Page last updated at 11:47 GMT, Wednesday, 1 April 2009 12:47 UK

Skateboarding and yoga boost PE

Boy skateboarding
Alternative sports are helping to encourage physical activity

Non-traditional school sports such as skateboarding, cheerleading, golf and yoga are increasing the popularity of PE lessons in England, inspectors say.

Oftsed inspectors said alternative sports including street dance and martial arts had "improved engagement", particularly among vulnerable groups.

But the school inspectors' report said the broader picture of young people's health and fitness was worrying.

It said pupils must take "decisive action to halt the trend to obesity".

The report said: "The rate of obesity in young people continues to rise; projections are frightening - for example that nine in 10 adults and two thirds of children will be obese by 2050.

"The challenge is for all schools to find time for physical education and to give young people the skills and dispositions to last them into adulthood so they make independent choices about healthy lifestyles.

Two hours of sport

Inspectors found pupils' achievement was good or outstanding in two thirds of the primary and in over three quarters of the secondary schools visited.

The majority of the 99 primary schools inspected were offering two hours of PE, in line with the government's 2002 target.

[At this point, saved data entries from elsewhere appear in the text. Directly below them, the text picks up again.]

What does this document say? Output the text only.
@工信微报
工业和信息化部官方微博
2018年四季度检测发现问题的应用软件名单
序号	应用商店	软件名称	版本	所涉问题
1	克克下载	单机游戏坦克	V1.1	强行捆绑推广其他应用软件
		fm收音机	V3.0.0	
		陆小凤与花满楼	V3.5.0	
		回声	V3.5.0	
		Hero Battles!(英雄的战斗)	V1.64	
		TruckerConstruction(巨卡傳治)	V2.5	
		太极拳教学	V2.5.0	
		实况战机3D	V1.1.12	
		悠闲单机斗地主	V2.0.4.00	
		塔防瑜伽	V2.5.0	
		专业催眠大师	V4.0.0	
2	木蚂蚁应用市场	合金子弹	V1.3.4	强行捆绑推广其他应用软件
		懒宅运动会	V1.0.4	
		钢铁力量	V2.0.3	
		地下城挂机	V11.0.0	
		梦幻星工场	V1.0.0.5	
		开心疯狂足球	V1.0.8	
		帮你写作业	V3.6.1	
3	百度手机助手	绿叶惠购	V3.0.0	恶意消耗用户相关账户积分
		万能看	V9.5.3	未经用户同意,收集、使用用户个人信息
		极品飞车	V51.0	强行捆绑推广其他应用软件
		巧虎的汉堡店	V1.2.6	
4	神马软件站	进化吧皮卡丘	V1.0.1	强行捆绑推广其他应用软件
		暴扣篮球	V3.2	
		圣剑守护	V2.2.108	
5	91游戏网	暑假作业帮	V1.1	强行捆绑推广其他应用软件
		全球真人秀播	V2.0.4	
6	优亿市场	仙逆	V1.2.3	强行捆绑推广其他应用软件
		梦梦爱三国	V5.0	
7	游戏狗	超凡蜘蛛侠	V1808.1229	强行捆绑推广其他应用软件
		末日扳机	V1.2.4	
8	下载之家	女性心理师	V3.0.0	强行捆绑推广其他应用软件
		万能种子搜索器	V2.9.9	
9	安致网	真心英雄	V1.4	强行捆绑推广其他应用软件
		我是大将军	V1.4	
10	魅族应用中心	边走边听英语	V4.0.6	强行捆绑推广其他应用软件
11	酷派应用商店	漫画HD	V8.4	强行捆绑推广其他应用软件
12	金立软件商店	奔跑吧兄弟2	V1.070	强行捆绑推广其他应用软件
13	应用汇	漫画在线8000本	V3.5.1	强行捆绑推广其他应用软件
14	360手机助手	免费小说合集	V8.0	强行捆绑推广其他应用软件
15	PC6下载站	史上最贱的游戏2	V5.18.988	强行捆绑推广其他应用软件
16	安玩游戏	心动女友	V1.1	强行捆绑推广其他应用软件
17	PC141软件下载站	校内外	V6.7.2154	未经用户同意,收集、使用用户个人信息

And inspectors praised primary schools for providing a full PE curriculum "despite cramped hall space or limited outdoor facilities, or both".

Of the 84 secondary schools visited, nine out of 10 offered two hours of physical education each week in Key Stage 3 (11 to 14 year-olds).

But this provision reduced significantly for pupils preparing for GCSEs.

Less than half of the schools visited offered two hours or more at Key Stage 4 (14 to 16-year-olds) and in one of the schools, pupils had only 30 minutes a week of PE.

Use of ICT

Inspectors said schools needed to make more use of new technologies in teaching PE.

Example of good practice in some of the primary schools visited included using digital cameras to evaluate pupils' performance and getting pupils to view their gymnastics performance on laptops.

Fewer than one in 10 of the secondary schools visited used information communication technology (ICT) to stimulate pupils' interest.

Procedures for assessing, recording and tracking students' progress remained "a relative weakness" in many of the schools visited.

Primary schools were urged to make better connections between PE and other subjects - such as science in the context of a healthy lifestyle - to help pupils put their learning in context.

Inspectors said PE teaching in primary schools was more variable than in secondaries, because the subject tended to be taught by class teachers rather than specialists.

Schools that used teachers with specialist knowledge to teach all PE lessons had higher standards, they said.

Children's minister Delyth Morgan said the government's investment in PE and school sport had paid off.

"More young people are doing at least two hours' high quality PE and sport than ever before, and the quality of PE and sport that they are doing is continually improving."